Изменить размер шрифта - +

Около двух тысяч рублей он получал как профессор консерватории. Рублей пятьсот мог заработать в Музыкальном обществе, где за исполнение вещей с этого года начали платить. Несколько сот – как рецензент. Концерт придал ему смелости. Словом: он мог поселиться отдельно. Николай Григорьевич сперва и слышать об этом не хотел, но Чайковский нанял молодого слугу, нашел квартиру из трех комнат на Спиридоновке, повесил над роялем портрет Антона Григорьевича и зажил. Он купил у старьевщика полдюжины венских стульев, спал, как полагается, на диване. Он был у себя. Он мог никого не пускать и мог устраивать званые обеды, – из трактира, в судке, приносилась еда. Он мог, запершись, писать своего “Опричника”.

Он оказался чрезвычайно расчетлив: в “Опричника” совал все, что попадалось под руку из прежних вещей: части “Воеводы”, куски забракованной оперы “Ундина”; текст Островского мешал с текстом Лажечникова; получались неясности, музыкальные и сюжетные, – он словно делал опыт, лепил кое-как, чтобы посмотреть, что же из всего этого выйдет. После двухлетнего труда он с сомнением несколько раз перечел написанное.
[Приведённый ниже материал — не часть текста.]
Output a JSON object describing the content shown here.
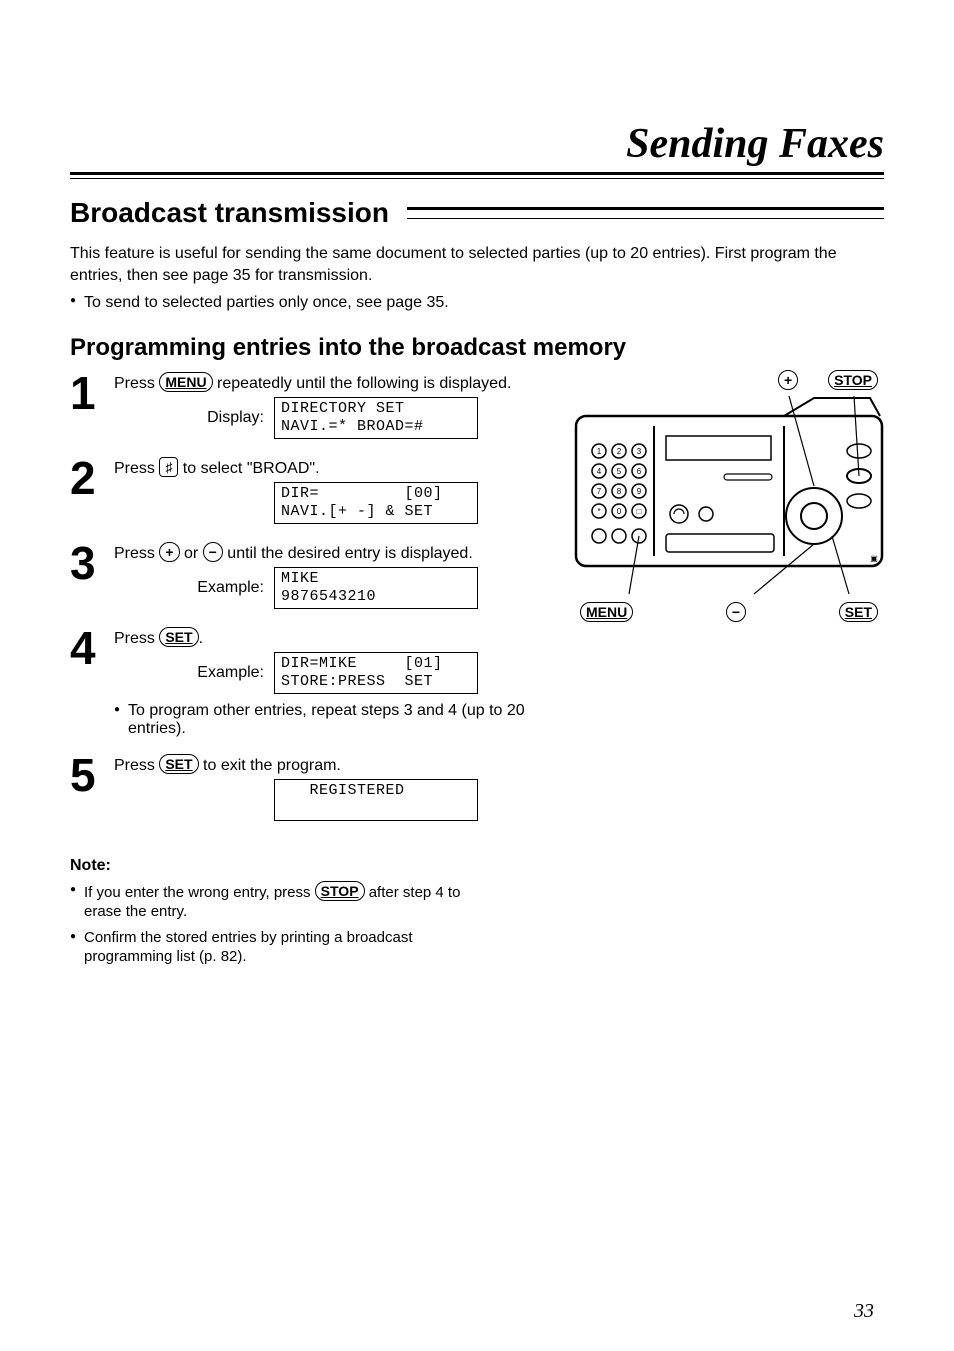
{
  "header": {
    "main_title": "Sending Faxes",
    "section_title": "Broadcast transmission",
    "intro_line1": "This feature is useful for sending the same document to selected parties (up to 20 entries). First program the entries, then see page 35 for transmission.",
    "intro_bullet": "To send to selected parties only once, see page 35.",
    "subheading": "Programming entries into the broadcast memory"
  },
  "buttons": {
    "menu": "MENU",
    "hash": "♯",
    "plus": "+",
    "minus": "−",
    "set": "SET",
    "stop": "STOP"
  },
  "steps": {
    "s1": {
      "num": "1",
      "text_a": "Press ",
      "text_b": " repeatedly until the following is displayed.",
      "display_label": "Display:",
      "lcd": "DIRECTORY SET\nNAVI.=* BROAD=#"
    },
    "s2": {
      "num": "2",
      "text_a": "Press ",
      "text_b": " to select \"BROAD\".",
      "lcd": "DIR=         [00]\nNAVI.[+ -] & SET"
    },
    "s3": {
      "num": "3",
      "text_a": "Press ",
      "text_mid": " or ",
      "text_b": " until the desired entry is displayed.",
      "display_label": "Example:",
      "lcd": "MIKE\n9876543210"
    },
    "s4": {
      "num": "4",
      "text_a": "Press ",
      "text_b": ".",
      "display_label": "Example:",
      "lcd": "DIR=MIKE     [01]\nSTORE:PRESS  SET",
      "bullet": "To program other entries, repeat steps 3 and 4 (up to 20 entries)."
    },
    "s5": {
      "num": "5",
      "text_a": "Press ",
      "text_b": " to exit the program.",
      "lcd": "   REGISTERED\n "
    }
  },
  "note": {
    "heading": "Note:",
    "item1_a": "If you enter the wrong entry, press ",
    "item1_b": " after step 4 to erase the entry.",
    "item2": "Confirm the stored entries by printing a broadcast programming list (p. 82)."
  },
  "callouts": {
    "plus": "+",
    "stop": "STOP",
    "menu": "MENU",
    "minus": "−",
    "set": "SET"
  },
  "page_number": "33"
}
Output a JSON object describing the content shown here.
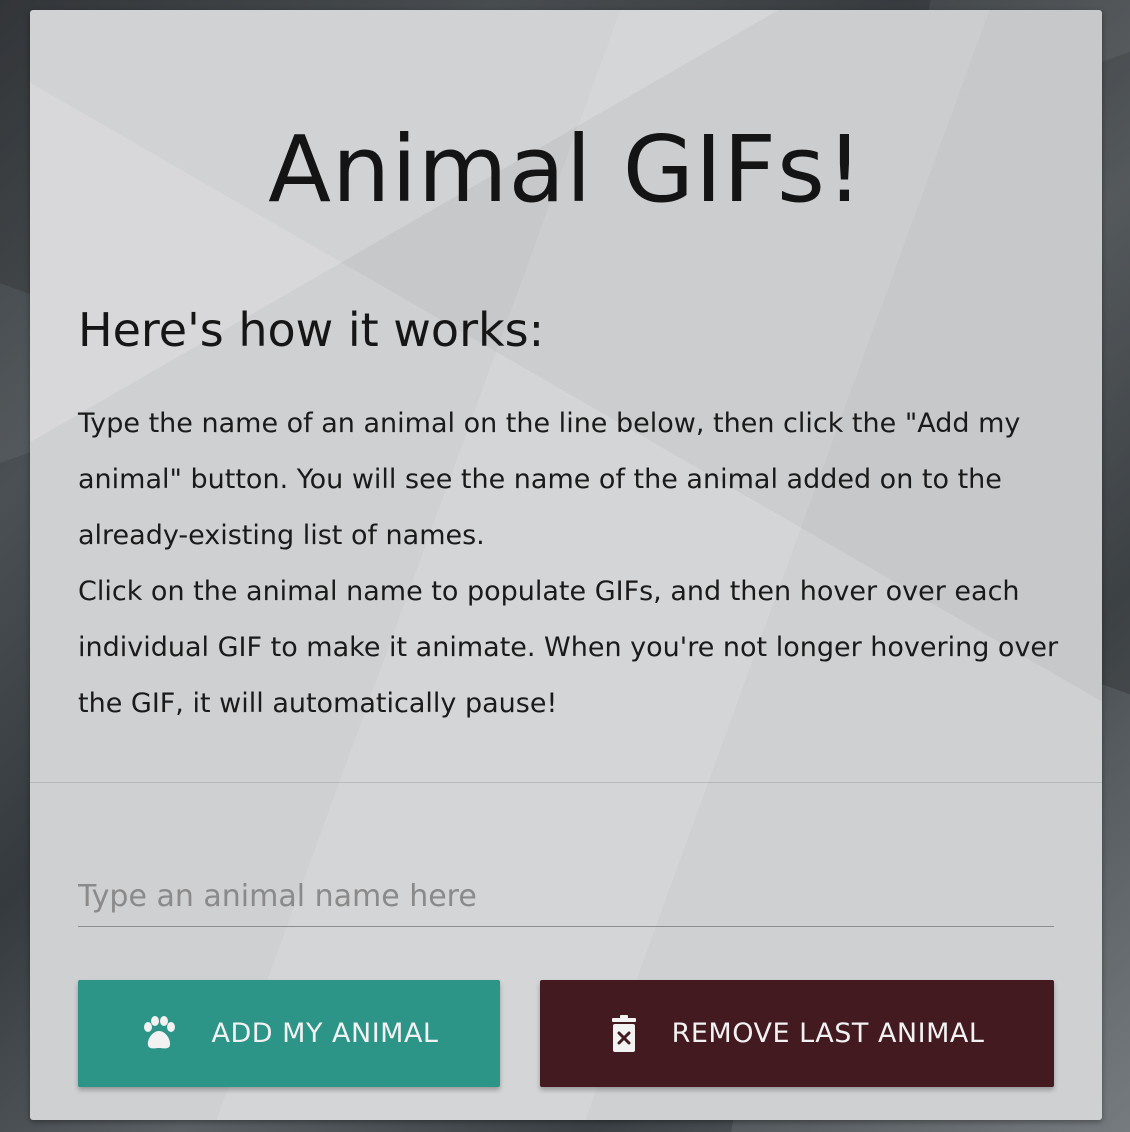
{
  "page": {
    "title": "Animal GIFs!",
    "subtitle": "Here's how it works:",
    "instructions": [
      "Type the name of an animal on the line below, then click the \"Add my animal\" button. You will see the name of the animal added on to the already-existing list of names.",
      "Click on the animal name to populate GIFs, and then hover over each individual GIF to make it animate. When you're not longer hovering over the GIF, it will automatically pause!"
    ]
  },
  "form": {
    "input_placeholder": "Type an animal name here",
    "input_value": ""
  },
  "buttons": {
    "add": {
      "label": "ADD MY ANIMAL",
      "icon": "paw-icon",
      "color": "#2d9488"
    },
    "remove": {
      "label": "REMOVE LAST ANIMAL",
      "icon": "trash-icon",
      "color": "#431a1f"
    }
  }
}
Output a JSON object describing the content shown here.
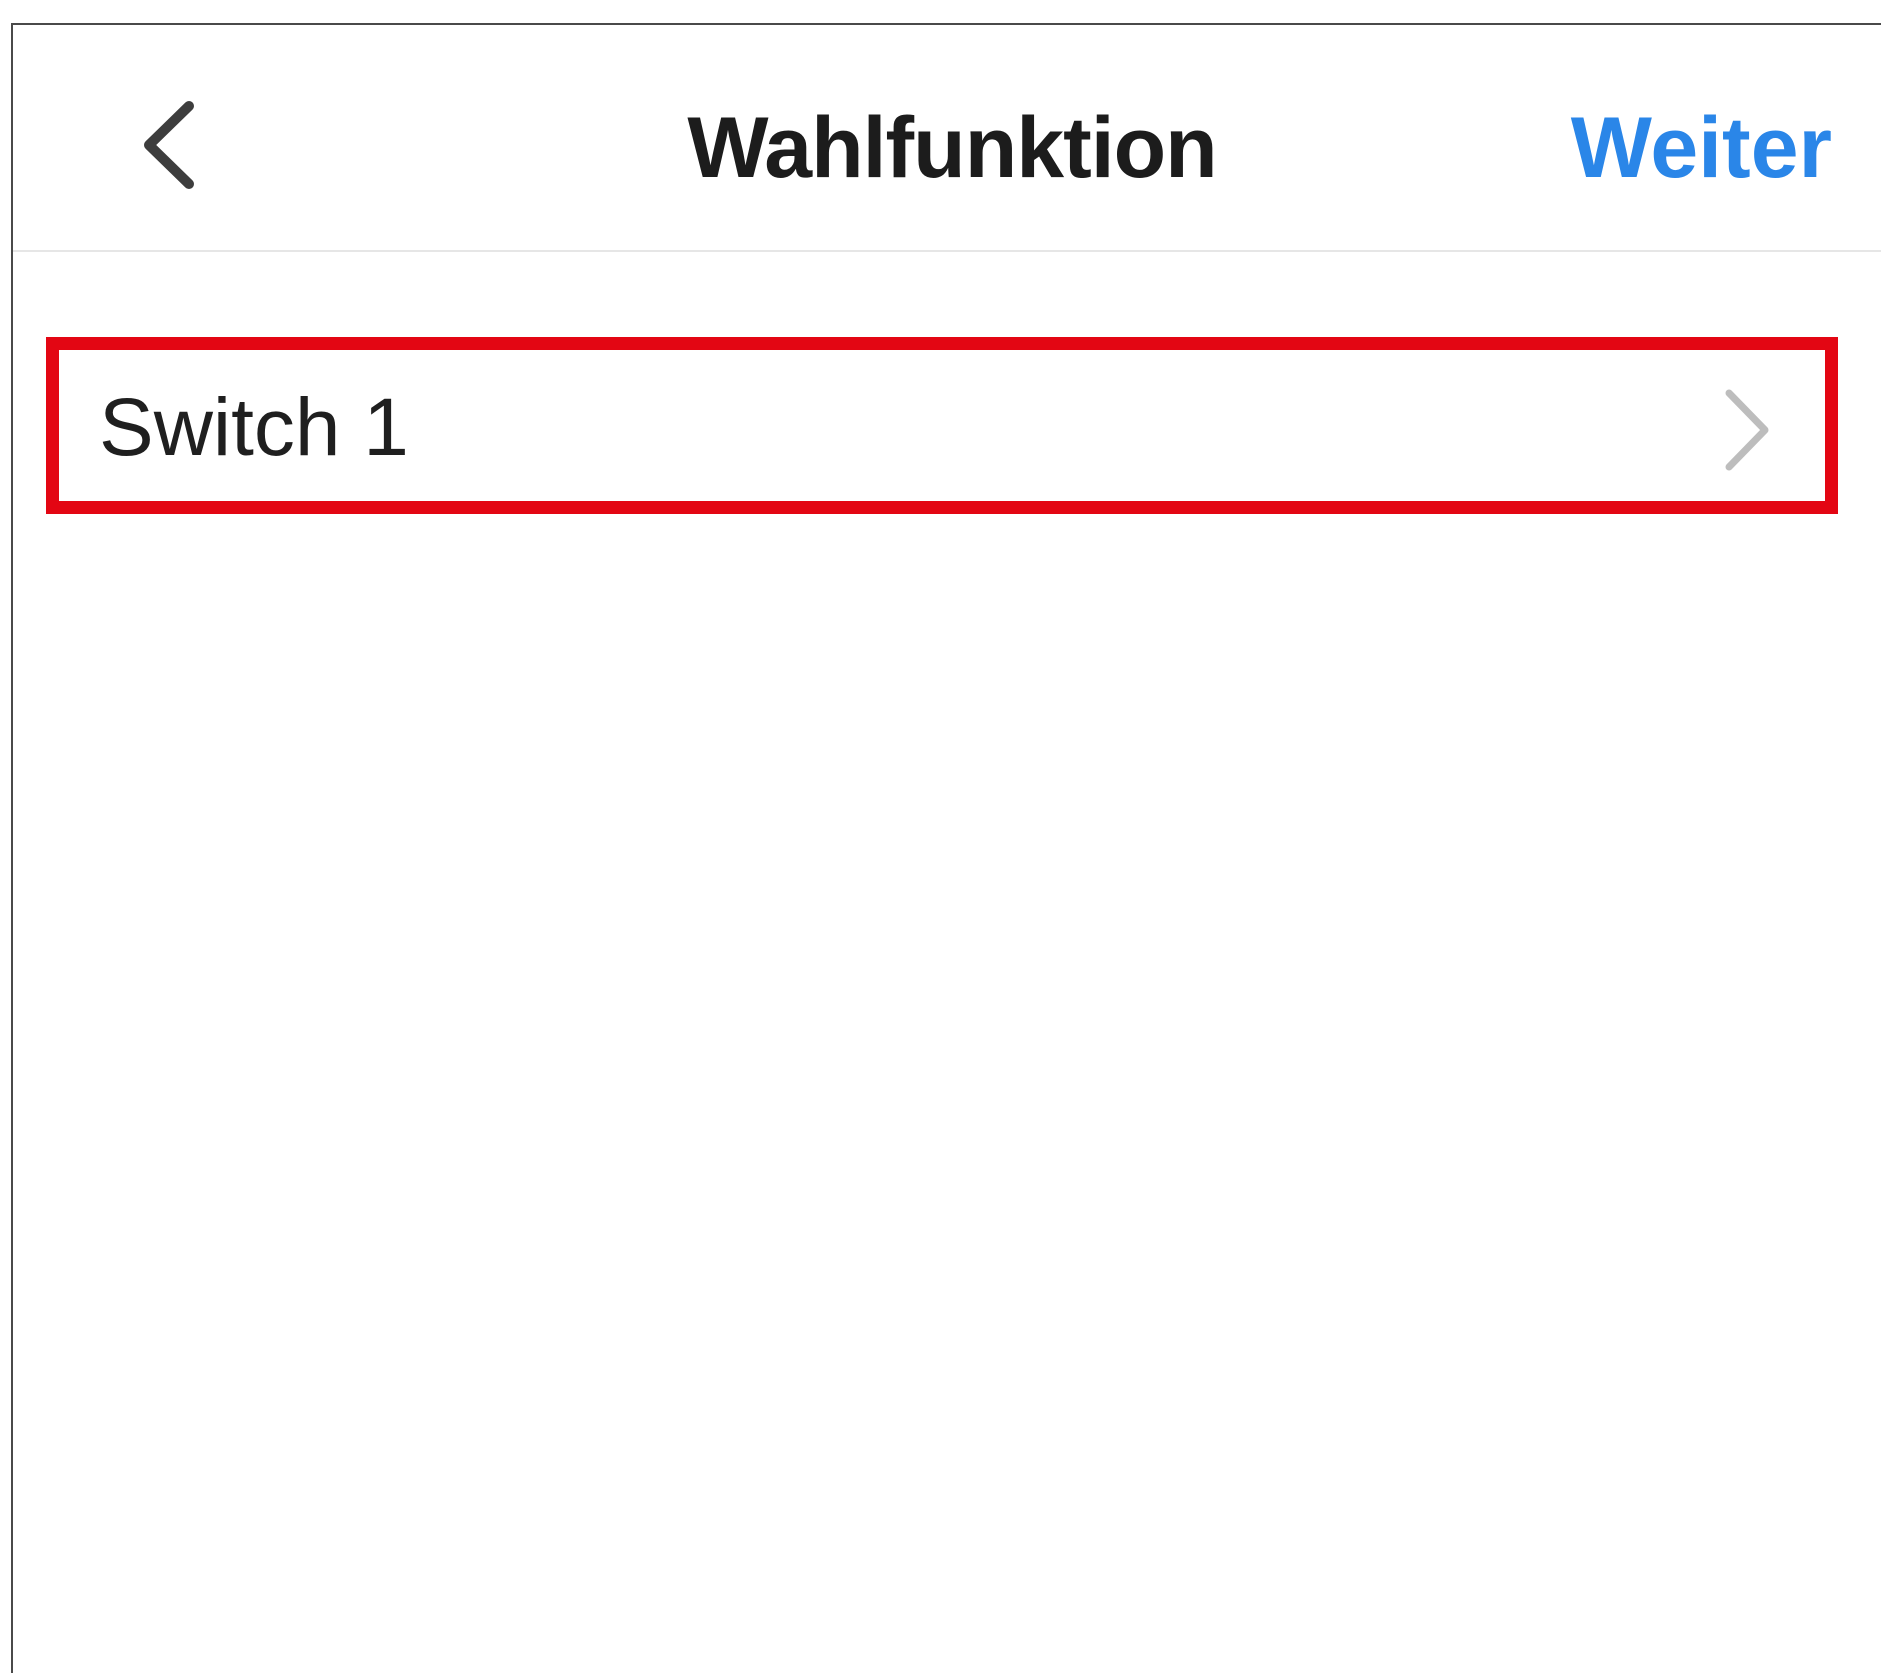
{
  "colors": {
    "accent": "#2a86e8",
    "highlight": "#e30613",
    "chevron": "#bdbdbd"
  },
  "header": {
    "back_icon": "chevron-left-icon",
    "title": "Wahlfunktion",
    "next_label": "Weiter"
  },
  "list": {
    "items": [
      {
        "label": "Switch 1",
        "icon": "chevron-right-icon"
      }
    ]
  }
}
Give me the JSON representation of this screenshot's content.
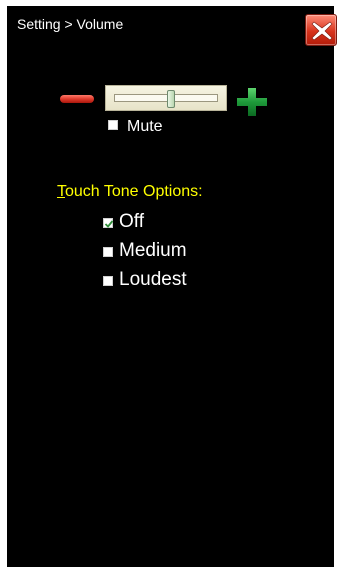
{
  "header": {
    "breadcrumb": "Setting > Volume",
    "close_icon": "close-x-icon"
  },
  "volume": {
    "decrease_icon": "minus-icon",
    "increase_icon": "plus-icon",
    "level_fraction": 0.55,
    "mute_label": "Mute",
    "mute_checked": false
  },
  "touch_tone": {
    "heading_first": "T",
    "heading_rest": "ouch Tone Options:",
    "options": [
      {
        "label": "Off",
        "checked": true
      },
      {
        "label": "Medium",
        "checked": false
      },
      {
        "label": "Loudest",
        "checked": false
      }
    ]
  },
  "colors": {
    "background": "#000000",
    "text": "#ffffff",
    "heading": "#ffff00",
    "minus": "#e03a2c",
    "plus": "#1e9a3a",
    "close": "#d7331c"
  }
}
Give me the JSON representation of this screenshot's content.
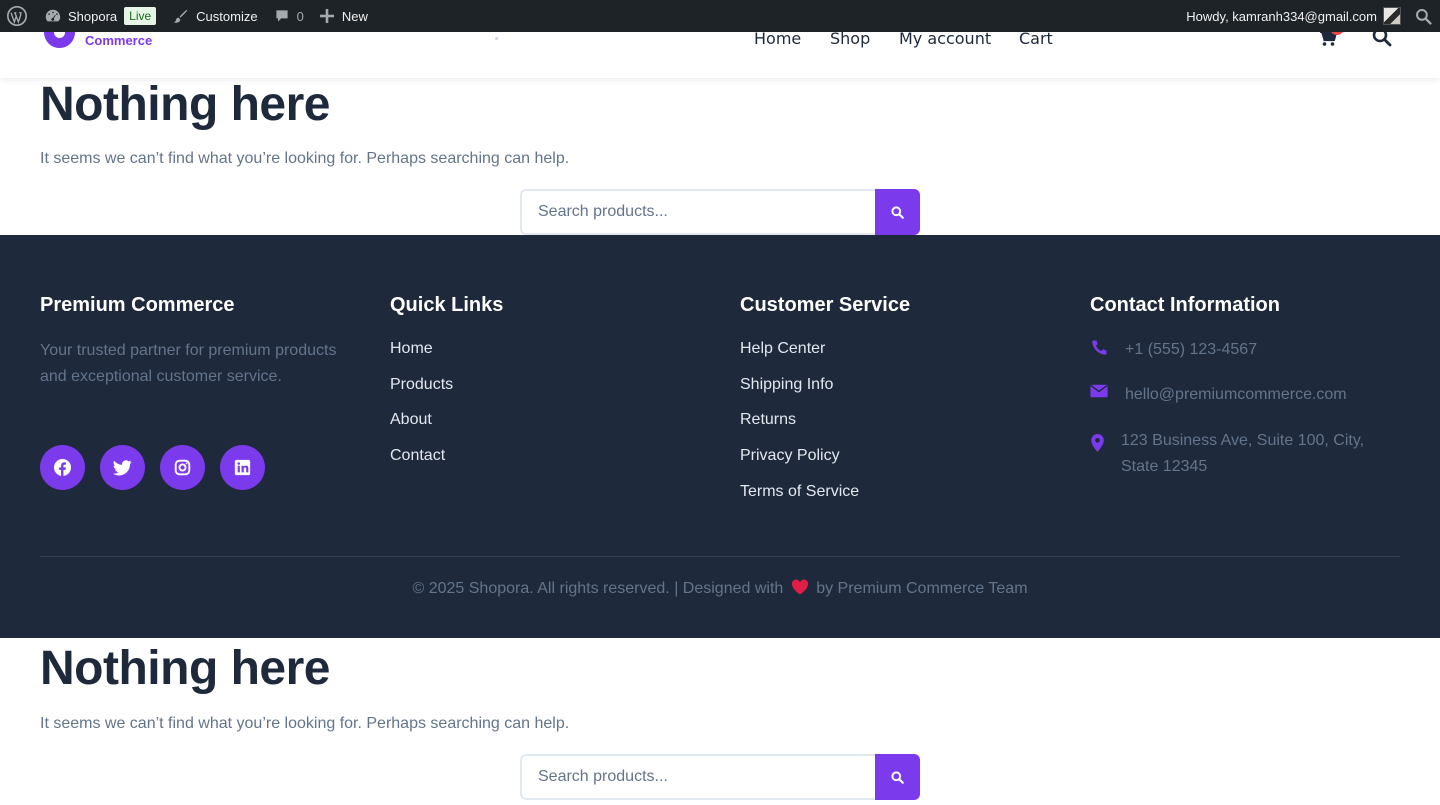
{
  "adminbar": {
    "site_name": "Shopora",
    "live_badge": "Live",
    "customize_label": "Customize",
    "comments_count": "0",
    "new_label": "New",
    "howdy": "Howdy, kamranh334@gmail.com"
  },
  "header": {
    "logo_subtitle": "Commerce",
    "nav": [
      "Home",
      "Shop",
      "My account",
      "Cart"
    ]
  },
  "notfound": {
    "title": "Nothing here",
    "message": "It seems we can’t find what you’re looking for. Perhaps searching can help.",
    "search_placeholder": "Search products..."
  },
  "footer": {
    "brand_title": "Premium Commerce",
    "about": "Your trusted partner for premium products and exceptional customer service.",
    "socials": [
      "facebook-icon",
      "twitter-icon",
      "instagram-icon",
      "linkedin-icon"
    ],
    "quick_links_title": "Quick Links",
    "quick_links": [
      "Home",
      "Products",
      "About",
      "Contact"
    ],
    "service_title": "Customer Service",
    "service_links": [
      "Help Center",
      "Shipping Info",
      "Returns",
      "Privacy Policy",
      "Terms of Service"
    ],
    "contact_title": "Contact Information",
    "phone": "+1 (555) 123-4567",
    "email": "hello@premiumcommerce.com",
    "address": "123 Business Ave, Suite 100, City, State 12345",
    "copyright_left": "© 2025 Shopora. All rights reserved. | Designed with",
    "copyright_right": "by Premium Commerce Team"
  },
  "colors": {
    "accent": "#7c3aed",
    "footer_bg": "#1e293b",
    "heart": "#e11d48"
  }
}
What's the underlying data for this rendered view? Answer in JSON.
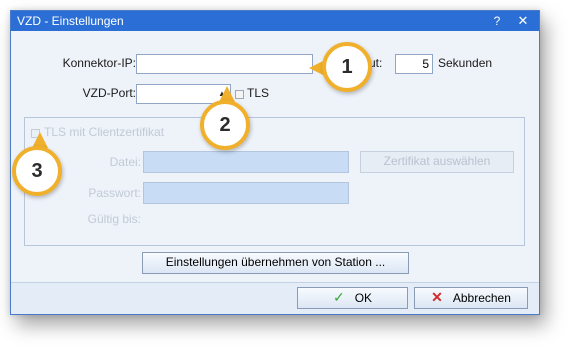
{
  "window": {
    "title": "VZD - Einstellungen",
    "help_glyph": "?",
    "close_glyph": "✕"
  },
  "form": {
    "connector_ip_label": "Konnektor-IP:",
    "connector_ip_value": "",
    "timeout_label_visible": "ut:",
    "timeout_value": "5",
    "timeout_unit": "Sekunden",
    "port_label": "VZD-Port:",
    "port_value": "",
    "tls_label": "TLS"
  },
  "client_cert": {
    "checkbox_label": "TLS mit Clientzertifikat",
    "file_label": "Datei:",
    "password_label": "Passwort:",
    "valid_until_label": "Gültig bis:",
    "select_cert_button": "Zertifikat auswählen"
  },
  "buttons": {
    "apply_from_station": "Einstellungen übernehmen von Station ...",
    "ok": "OK",
    "cancel": "Abbrechen",
    "ok_icon": "checkmark-icon",
    "cancel_icon": "cross-icon"
  },
  "callouts": [
    "1",
    "2",
    "3"
  ],
  "colors": {
    "titlebar": "#2b6fd6",
    "callout_border": "#f0b02c",
    "dialog_bg": "#eef3fa"
  }
}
Тщательно перебелив, он отправил рукопись в Петербург, новому человеку: это был Направник, капельмейстер Мариинского театра.

К новым людям его никогда не влекло, но он уставал от старых своих знакомых. Поселившись один, он попытался хоть как-нибудь оградиться от них новыми знакомыми: сошелся с Кондратьевым, московским светским львом, баловнем женщин, богачом и “любителем всего изящного”; завел старика-шута из мещан, начиненного всяческими сплетнями и историями; привязался к своему ученику, – из ученика ставшему другом, болезненному, музыкально одаренному Володе Шиловскому, и с ним, всегда неожиданно и таинственно, то исчезал к нему в имение, то катил ни с того ни с сего вдвоем за границу, среди зимы; а однажды уехал в Киев, где между Лаврой и Шато-де-Флер прошло несколько праздных дней.

Эта привязанность к Володе началась несколько лет назад. Володе было тогда четырнадцать лет, и в первый раз за границу их сопровождал Володин опекун. Чайковский давал мальчику уроки музыки. Учился он плохо, но в нем была “оригинальная прелесть манер”. “Этот господинчик как будто создан для того, чтобы пленять и очаровывать всех и каждого”, – писал о нем Чайковский. Но и Володя как-то безудержно, капризно и сразу привязался к своему учителю.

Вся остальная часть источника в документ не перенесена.